Que la televisión sea un espejo de la sociedad que la contempla no es un hecho, es el abc. Bien es cierto que es difícil dilucidar si la televisión condiciona a la sociedad o es la sociedad la que condiciona la televisión. Yo me quedo con la segunda opción, habida cuenta de que bajo una lógica económica, la televisión oferta un producto al espectador. Sea como fuere, pocos análisis sociológicos son mejores que echar un vistazo a los primeros puestos de los rankings de audiencia. Si lo hacemos, nos encontraremos excrementos del pelaje de realities, telenovelas baratas, bazofia cardiaca o concursos donde el más idiota es vitoreado como genio inventor de la pólvora.

La sociedad no está enferma; es un cáncer en si misma.

Si sois de la clase de gente que trasnocha (por amor al arte o por castigo), y contáis con una televisión en vuestras casas, os habréis percatado de la alarmante proliferación de concursos idiotas a altas horas de la madrugada. Estos concursos idiotas (a la espera de una denominación estandarizada y más precisa...) consisten, básicamente, en un presentador y/o presentadora tratando de persuadir a la audiencia para que llamen y puedan ganar alguno de los premios que se muestran en el expositor de atrás. Y las preguntas no son precisamente del estilo de las de Saber y Ganar, por ejemplo. Un nuevo insulto a la inteligencia del espectador.

Aunque no siempre es así...



miércoles, 14 de mayo de 2008

Traumas, Hey Jude y otras tonterías

La infancia, ese pequeño ojo de aguja. Infinito océano de posibilidades, cimiento y a la vez vórtice de la personalidad. Mucho se ha escrito sobre la infancia, sobre sus entresijos y sus efectos en la madurez, sobre su papel en la sociabilidad y en el desarrollo de las competencias cognitivas. Muchos autores han hecho hincapié en la infancia. Pero si hay un autor que más haya hecho por rescatar de la trivialidad a la infancia, sin duda ese es Freud.
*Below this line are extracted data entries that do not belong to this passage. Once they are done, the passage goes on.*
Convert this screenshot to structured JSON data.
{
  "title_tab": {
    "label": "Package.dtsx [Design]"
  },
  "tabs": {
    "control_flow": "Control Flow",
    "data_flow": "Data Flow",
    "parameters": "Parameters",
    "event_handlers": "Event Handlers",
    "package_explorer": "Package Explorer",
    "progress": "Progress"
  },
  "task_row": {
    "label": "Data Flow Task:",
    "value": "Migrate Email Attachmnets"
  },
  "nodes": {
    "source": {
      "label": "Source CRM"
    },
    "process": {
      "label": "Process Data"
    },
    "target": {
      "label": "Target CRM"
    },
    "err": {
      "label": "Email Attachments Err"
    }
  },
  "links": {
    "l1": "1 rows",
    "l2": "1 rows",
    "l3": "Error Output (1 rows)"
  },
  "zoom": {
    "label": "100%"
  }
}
Para el más mítico de los cocainómanos, la infancia es ese oscuro reducto donde los traumas tienen su origen. Su teoría "científica", el psicoanálisis, identifica al inconsciente con el producto de los deseos reprimidos durante la infancia. El adiestramiento en las convenciones sociales y culturales tendrían la "culpa" de esa represión. "Culpa" porque tal adiestramiento es inevitable si no queremos ser salvajes esclavos de nuestros más bajos instintos. La cuestión es que, una vez aceptado (a fortiori) el reto que la sociedad nos plantea, todos tenemos nuestro pequeño inconsciente, nuestro pequeño ojo de aguja. (Dicho sea de paso: La propiedad definitoria del ser humano deja de ser la consciencia, sea lo que sea eso; aquella descansa bajo las arenas movedizas del inconsciente. Ojo: esto no significa que ser humano es ser inconsciente). Cada inconsciente sería único y vendría determinado por la historia personal, la historia de represiones de cada uno. Así pues, los traumas serían las huellas de determinados deseos reprimidos que tendrían sus efectos de modo psicosomático. La tarea del psicoanalista...
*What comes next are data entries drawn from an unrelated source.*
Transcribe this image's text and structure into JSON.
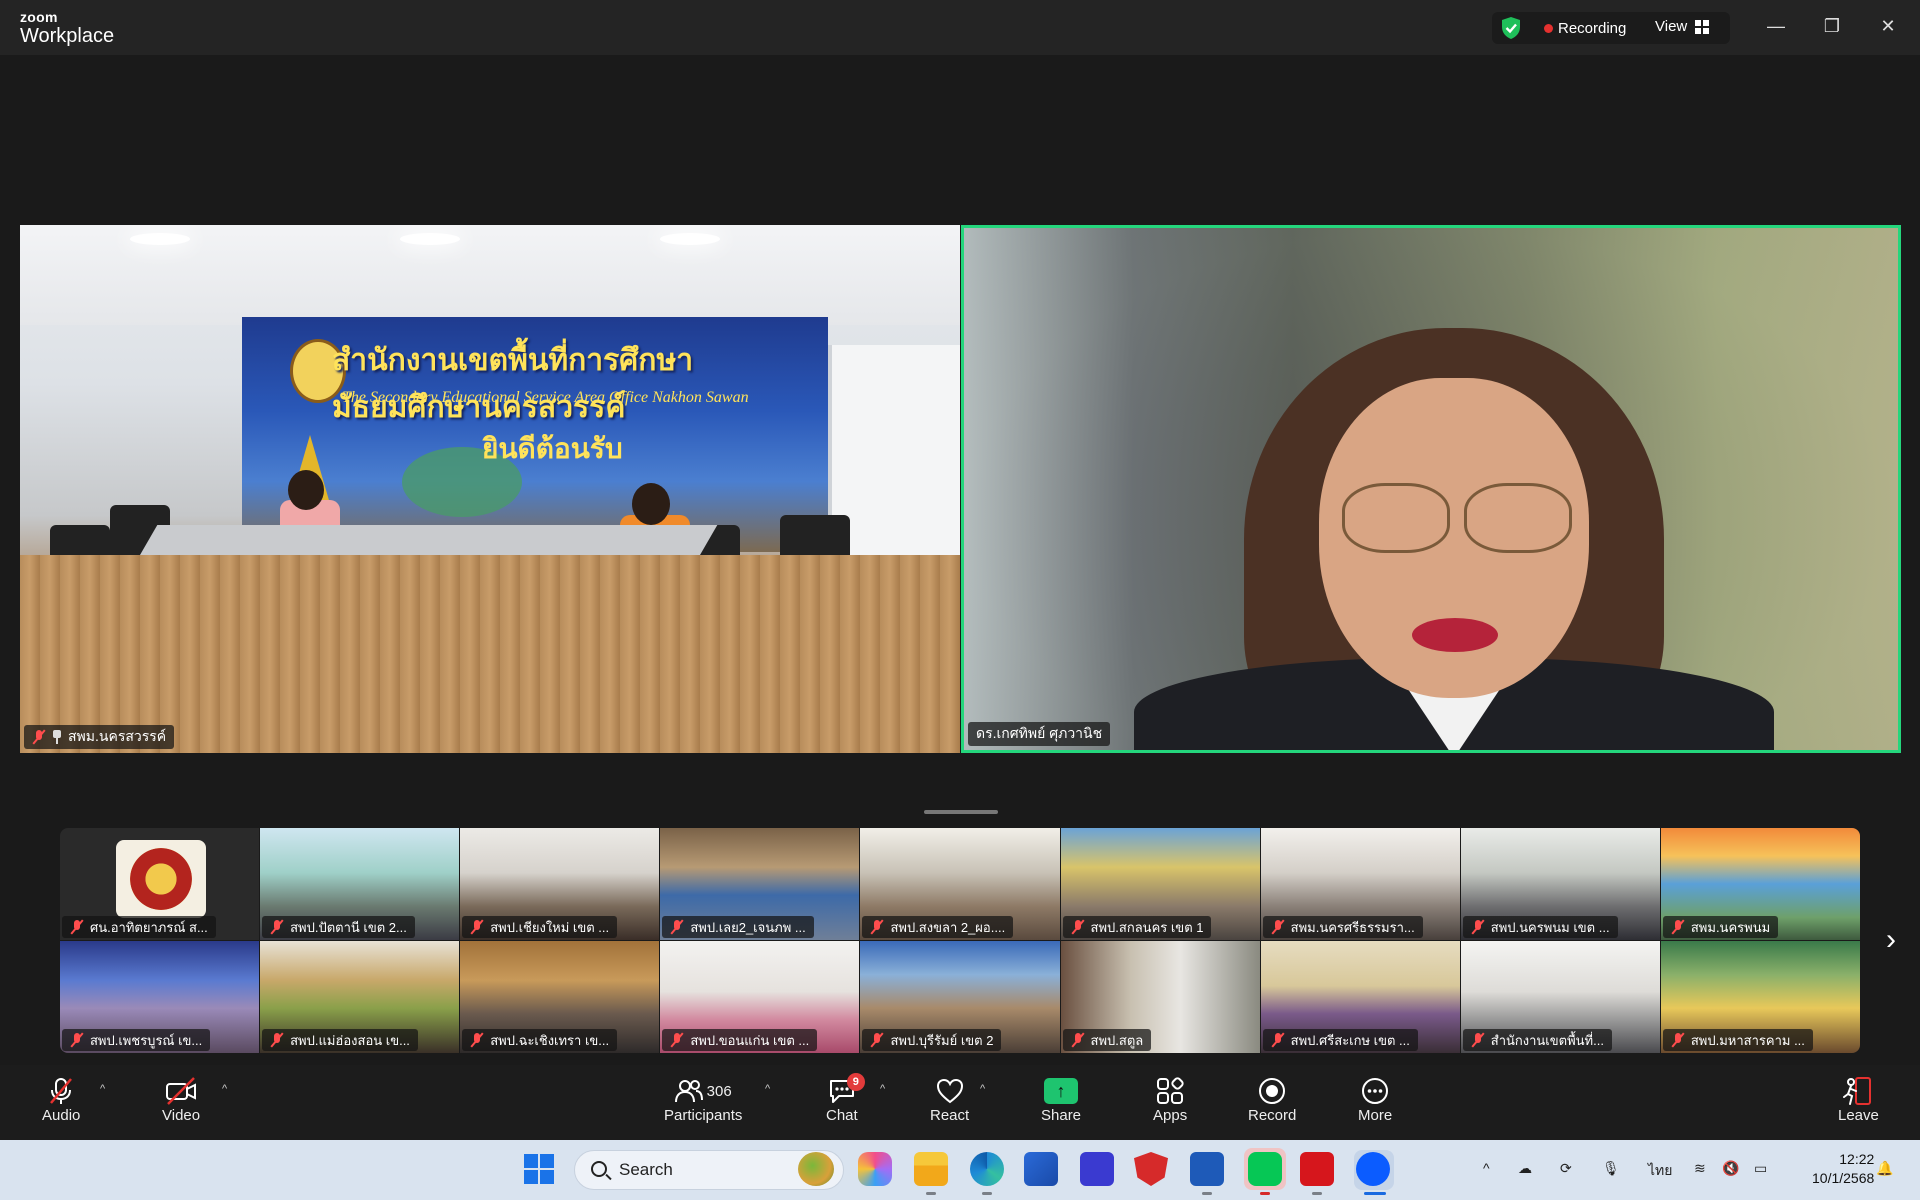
{
  "window": {
    "brand_top": "zoom",
    "brand_bottom": "Workplace",
    "recording_label": "Recording",
    "view_label": "View",
    "minimize_glyph": "—",
    "restore_glyph": "❐",
    "close_glyph": "✕"
  },
  "colors": {
    "active_speaker_border": "#24d67c",
    "recording_dot": "#e5312f",
    "share_button": "#1ec46f",
    "muted": "#ff4d4d"
  },
  "main_videos": [
    {
      "name": "สพม.นครสวรรค์",
      "muted": true,
      "pinned": true
    },
    {
      "name": "ดร.เกศทิพย์ ศุภวานิช",
      "muted": false,
      "active_speaker": true
    }
  ],
  "banner": {
    "title": "สำนักงานเขตพื้นที่การศึกษามัธยมศึกษานครสวรรค์",
    "subtitle": "The Secondary Educational Service Area Office Nakhon Sawan",
    "welcome": "ยินดีต้อนรับ"
  },
  "gallery": [
    {
      "name": "ศน.อาทิตยาภรณ์ ส..."
    },
    {
      "name": "สพป.ปัตตานี เขต 2..."
    },
    {
      "name": "สพป.เชียงใหม่ เขต ..."
    },
    {
      "name": "สพป.เลย2_เจนภพ ..."
    },
    {
      "name": "สพป.สงขลา 2_ผอ...."
    },
    {
      "name": "สพป.สกลนคร เขต 1"
    },
    {
      "name": "สพม.นครศรีธรรมรา..."
    },
    {
      "name": "สพป.นครพนม เขต ..."
    },
    {
      "name": "สพม.นครพนม"
    },
    {
      "name": "สพป.เพชรบูรณ์ เข..."
    },
    {
      "name": "สพป.แม่ฮ่องสอน เข..."
    },
    {
      "name": "สพป.ฉะเชิงเทรา เข..."
    },
    {
      "name": "สพป.ขอนแก่น เขต ..."
    },
    {
      "name": "สพป.บุรีรัมย์ เขต 2"
    },
    {
      "name": "สพป.สตูล"
    },
    {
      "name": "สพป.ศรีสะเกษ เขต ..."
    },
    {
      "name": "สำนักงานเขตพื้นที่..."
    },
    {
      "name": "สพป.มหาสารคาม ..."
    }
  ],
  "toolbar": {
    "audio": "Audio",
    "video": "Video",
    "participants": "Participants",
    "participants_count": "306",
    "chat": "Chat",
    "chat_badge": "9",
    "react": "React",
    "share": "Share",
    "apps": "Apps",
    "record": "Record",
    "more": "More",
    "leave": "Leave"
  },
  "taskbar": {
    "search_placeholder": "Search",
    "language": "ไทย",
    "time": "12:22",
    "date": "10/1/2568"
  }
}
Lo que me interesaba señalar era el papel que juegan los traumas en todo este cuento freudiano y, por tanto, en su visión de la infancia. Puede resultar desalentador bajo esta óptica psicoanalista percibirnos a nosotros mismos no como una consciencia que aglutina un cierto número de creencias y una voluntad que cree elegir libremente, sino como un profundo y oscuro agujero que es el inconsciente. que determina nuestros prejuicios y nuestros miedos. Y todo ello fruto de algún momento de nuestra más tierna infancia.

Ahora pensemos en un niño hipotético, lo llamaremos el niño de Reilly. Ese niño no tiene más de tres años y circunstancialmente, vive en Corea. Además, por condicionamientos externos le encantan Los Beatles. Le encanta coger una guitarra y hacer que toca mientras canta de oído por habilidad de captación fonética las melodías que más le gustan. Ese niño es feliz haciendo lo que hace, o más bien porque no sabe que es la felicidad. Simplemente hace lo que quiere hacer. Sin restricciones. Coger la guitarra y cantar. Cantar y coger la guitarra. Ahora pensemos, adicionalmente, que lo que en un principio se hace por instinto o de un modo pseudovolitivo, comienza a realizarse coercitivamente. El niño no entiende lo que es un mandato, pero encuentra elementos extraños a los ya vistos. Una cámara grabándole, una voz (la de su madre aunque el aún no sepa que significa ser hijo de) que dice "ahora". El hábito hace el monje y el niño canta sus canciones mecánicamente, como si de un experimento conductista se tratara. La diversión ya no existe porque ya no hay con que contrastarla. La pasión ha sido ahogada y el niño sale en televisión. No sabe que es eso, pero los elementos anteriormente extraños ahora se multiplican exponencialmente. Poco tiempo después todo el mundo le conoce. Hace giras mundiales. Metallica y U2 le telonean. Paris Hilton dice que quiere tener un hijo suyo. Bill Gates dice que es lo más grande desde la venida al mundo de Jesucristo. Es un ídolo mundial. Es el mesías. La reencarnación de John Lennon. Pero nuestro niño es ajeno a todo esto y a las consecuencias que tendrá en su futuro. O eso creemos...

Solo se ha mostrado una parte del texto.